I could go on: there are fascinating sections here about the longstanding, mostly-friendly rivalry between the AAS and the Massachusetts Historical Society (whose president, giving an address at the laying of the cornerstone of the AAS' current home in 1909, used the occasion to urge the AAS, essentially, to back off by narrowing its collecting focus to central Massachusetts), while the accounts of the Society's involvement in the major works of American bibliography (Evans, Sabin, Shaw/Shoemaker, Brigham, Wright, &c.) show just how important a role the institution has played (and continues to play) in the field of American bibliography and, more recently, book history.
A few typographical errors made their way into the book, but thankfully they do little to detract from the text, and are mostly extremely minor (Isaiah Thomas read the Declaration of Independence in Worcester on 14 July, 1776, not 24 July, for example). The book's typeface is one of my favorites, and the many images are well-chosen and integrated into the text. The notes are thorough and the index useful.

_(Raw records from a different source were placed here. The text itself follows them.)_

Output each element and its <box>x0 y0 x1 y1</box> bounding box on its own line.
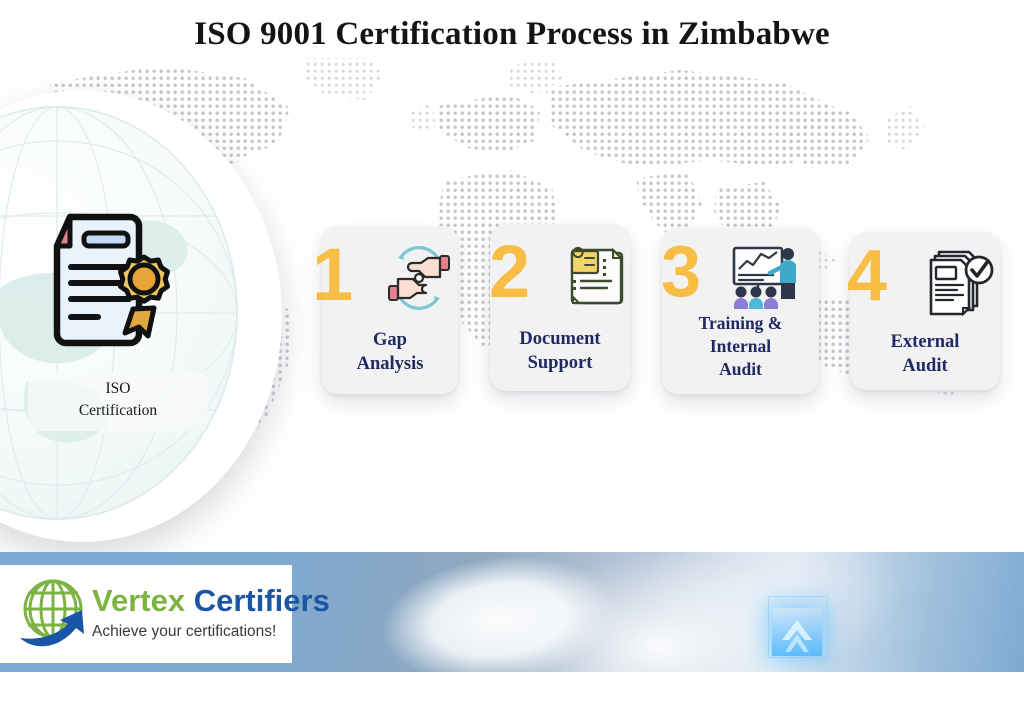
step-2-label-line1: Document <box>519 329 600 349</box>
step-3-label-line2: Internal <box>710 336 771 356</box>
iso-label-line2: Certification <box>79 402 157 419</box>
step-3-label: Training & Internal Audit <box>662 312 819 381</box>
step-1-label-line1: Gap <box>373 330 407 350</box>
logo-text: Vertex Certifiers Achieve your certifica… <box>92 585 292 641</box>
logo-certifiers-text: Certifiers <box>194 583 330 618</box>
step-4-label: External Audit <box>850 330 1000 379</box>
bottom-white-strip <box>0 672 1024 724</box>
handshake-collaboration-icon <box>380 243 458 313</box>
logo-vertex-text: Vertex <box>92 583 185 618</box>
step-4-label-line2: Audit <box>902 356 947 376</box>
iso-certification-label: ISO Certification <box>28 372 208 431</box>
step-3-label-line1: Training & <box>699 313 783 333</box>
documents-notes-icon <box>561 243 633 313</box>
green-globe-blue-arrow-logo <box>14 576 96 652</box>
step-2-label: Document Support <box>490 327 630 376</box>
company-logo[interactable]: Vertex Certifiers Achieve your certifica… <box>0 565 292 663</box>
step-3-number: 3 <box>661 236 701 308</box>
page-title: ISO 9001 Certification Process in Zimbab… <box>0 16 1024 53</box>
training-presentation-icon <box>729 243 803 313</box>
step-1-number: 1 <box>312 238 353 312</box>
hand-shape <box>323 552 687 672</box>
document-stack-check-icon <box>925 248 999 318</box>
logo-wordmark: Vertex Certifiers <box>92 585 292 616</box>
certificate-document-icon <box>40 205 180 355</box>
step-1-label-line2: Analysis <box>357 354 424 374</box>
step-2-label-line2: Support <box>528 353 593 373</box>
step-2-number: 2 <box>489 235 530 309</box>
step-1-label: Gap Analysis <box>322 328 458 377</box>
iso-label-line1: ISO <box>106 380 131 397</box>
step-3-label-line3: Audit <box>719 359 762 379</box>
step-4-number: 4 <box>847 240 887 312</box>
step-4-label-line1: External <box>891 332 960 352</box>
infographic-canvas: ISO 9001 Certification Process in Zimbab… <box>0 0 1024 724</box>
upward-arrow-icon <box>778 616 816 656</box>
logo-tagline: Achieve your certifications! <box>92 623 292 641</box>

Of course times are not always good at institutions like AAS, and the Society has weathered its share of tight budgets, cramped physical spaces, and various other trials and tribulations over its two centuries. They're part of Gura's book too. But through it all, AAS has persevered, and its collections and those responsible for their care, access, and dissemination remain a vital part of the American intellectual community. May it be so for another two hundred years and more.